Sorry Mommy Minnesota, I’m still going to text and drive
Our government officially decided we can’t handle patting our heads and rubbing our stomachs yesterday. I got the news last night at about 8:30 p.m. last night via Twitter, a mobile social network I frequently use when driving.
According to the KARE 11 story about the bill passing:
If you’re caught composing or sending a text message while you’re behind the wheel of a moving car you can be pulled over and ticketed. Even reading incoming messages could lead to a citation.
Judging from the Pioneer Press article about the bill, it was passed using anecdotal evidence that 1) people can’t handle texting while driving AND 2) it’s a problem worth legislating against, despite the lack of solid research across a wide range of demographics and psychographics.
In fact, the article only lists stats about only teens. Of course teens are distracted drivers…they are also minors, so they are pretty much fair game for passing both disapproval and legislation against. That’s fine with me. But all the news articles and broadcast segments I’ve seen interview adults on the street or in their cars and ask them if they are good drivers when they text and drive. Pretty scientific stuff to base a broad, sweeping bill on, huh?
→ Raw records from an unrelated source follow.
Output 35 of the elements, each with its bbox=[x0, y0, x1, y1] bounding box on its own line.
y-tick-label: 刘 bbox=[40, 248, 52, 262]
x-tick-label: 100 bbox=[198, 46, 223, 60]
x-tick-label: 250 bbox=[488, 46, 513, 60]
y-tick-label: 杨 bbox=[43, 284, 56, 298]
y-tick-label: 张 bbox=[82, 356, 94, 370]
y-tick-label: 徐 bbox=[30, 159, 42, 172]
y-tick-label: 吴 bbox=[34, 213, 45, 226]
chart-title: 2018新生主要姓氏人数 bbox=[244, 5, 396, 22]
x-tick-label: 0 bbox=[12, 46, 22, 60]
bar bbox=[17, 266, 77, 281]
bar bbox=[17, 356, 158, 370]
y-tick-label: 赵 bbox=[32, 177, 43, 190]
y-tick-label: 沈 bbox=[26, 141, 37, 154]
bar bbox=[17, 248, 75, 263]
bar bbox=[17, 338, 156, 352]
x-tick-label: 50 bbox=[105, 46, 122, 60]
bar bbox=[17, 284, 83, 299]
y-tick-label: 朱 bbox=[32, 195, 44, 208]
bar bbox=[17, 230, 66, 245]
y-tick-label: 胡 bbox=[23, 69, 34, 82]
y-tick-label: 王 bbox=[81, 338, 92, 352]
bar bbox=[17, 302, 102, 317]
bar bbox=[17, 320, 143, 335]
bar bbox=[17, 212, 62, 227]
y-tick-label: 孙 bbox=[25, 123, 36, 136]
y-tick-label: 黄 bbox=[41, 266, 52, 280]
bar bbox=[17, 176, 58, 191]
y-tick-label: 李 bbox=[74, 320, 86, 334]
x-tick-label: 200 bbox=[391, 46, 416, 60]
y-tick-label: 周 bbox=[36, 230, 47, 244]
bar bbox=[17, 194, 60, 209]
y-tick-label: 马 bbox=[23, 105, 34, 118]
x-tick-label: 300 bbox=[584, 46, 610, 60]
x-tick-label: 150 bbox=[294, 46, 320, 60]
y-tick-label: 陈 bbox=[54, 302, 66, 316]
But what about the general population, some of whom may actually be able to handle reading and replying to e-mails, surfing the web, tweeting and sending text messages? Mommy Minnesota has decided to set some new rules for us, and I’m sorry, but I’m not going to obey them.
In February 2007 I wrote a post here at MB called “I can drive and talk on my cell without crashing” in response to an eerily similar, albeit more stringent, 2007 nanny state bill that would double the fines of any moving violation if the driver was on a cell phone at the time.
Here are some highlights from that post that perfectly reflect the sentiment I’m feeling today:
Remember in grade school when the teacher had to teach the class at the pace of the dumbest student? It slowed down the rest of your class and impaired those who were fast learners and could easily handle the challenges of the day. I know many of my liberal friends don’t see the issue with this. They believe it’s the government’s responsibility to keep us safe from ourselves. But I wish to stress the importance and inevitability of the slippery slope of government mandates on our private lives.
Unfortunately, in the post-9/11 era, our society is relying more and more on the big brother government to “keep us safe.” California, Connecticut, New York, New Jersey and the District of Columbia each have enacted a jurisdiction-wide ban on driving while talking on cell phones. Six states (Illinois, Massachusetts, Michigan, New Mexico, Ohio, and Pennsylvania) allow localities to ban cell phone use. Only eight smarter states than Minnesota (Florida, Kentucky, Louisiana, Mississippi, Nevada, Oklahoma, Oregon, and Utah) prohibit localities from banning cell phone use. (then I gave a breakdown of state laws and legislation)…
At what point are we legislating to the lowest IQ of our population? At what point does society either evolve or operate outside the boundaries of the idiots in our society? …
My biggest point is that sure, use of cell phones are distracting. But look at Vermont, which is considering a measure to ban eating, drinking, smoking, reading, writing, personal grooming, playing an instrument, interacting with pets or cargo and possibly even scratching an itch while driving.
Sometimes the freedom to be an idiot is preferred to the handcuffs of what our government thinks we handle.
While I don’t doubt there are people who cannot handle texting while driving, I do not believe it’s the government’s responsibility to GIVE or TAKE AWAY that right.
Minnesota has now become only the third state (after Washington and New Jersey) to pass this ban on texting and driving, and since it was only based on anecdotal accounts and the gut reaction of a dying generation intimidated by 1) technology and 2) a rising culture of electronically connected multitaskers, there’s no way to measure if it was effective. Driving legislation in Minnesota can only get more restrictive from here, and that just isn’t okay with me.
As early as this afternoon, I’m going to be back on the roads, skimming my e-mail, tweeting and reading idrudgereport.com while I drive. I’ll pay the ticket. It’s worth the price of freedom.
And what are your thoughts, my fellow Minnesota drivers?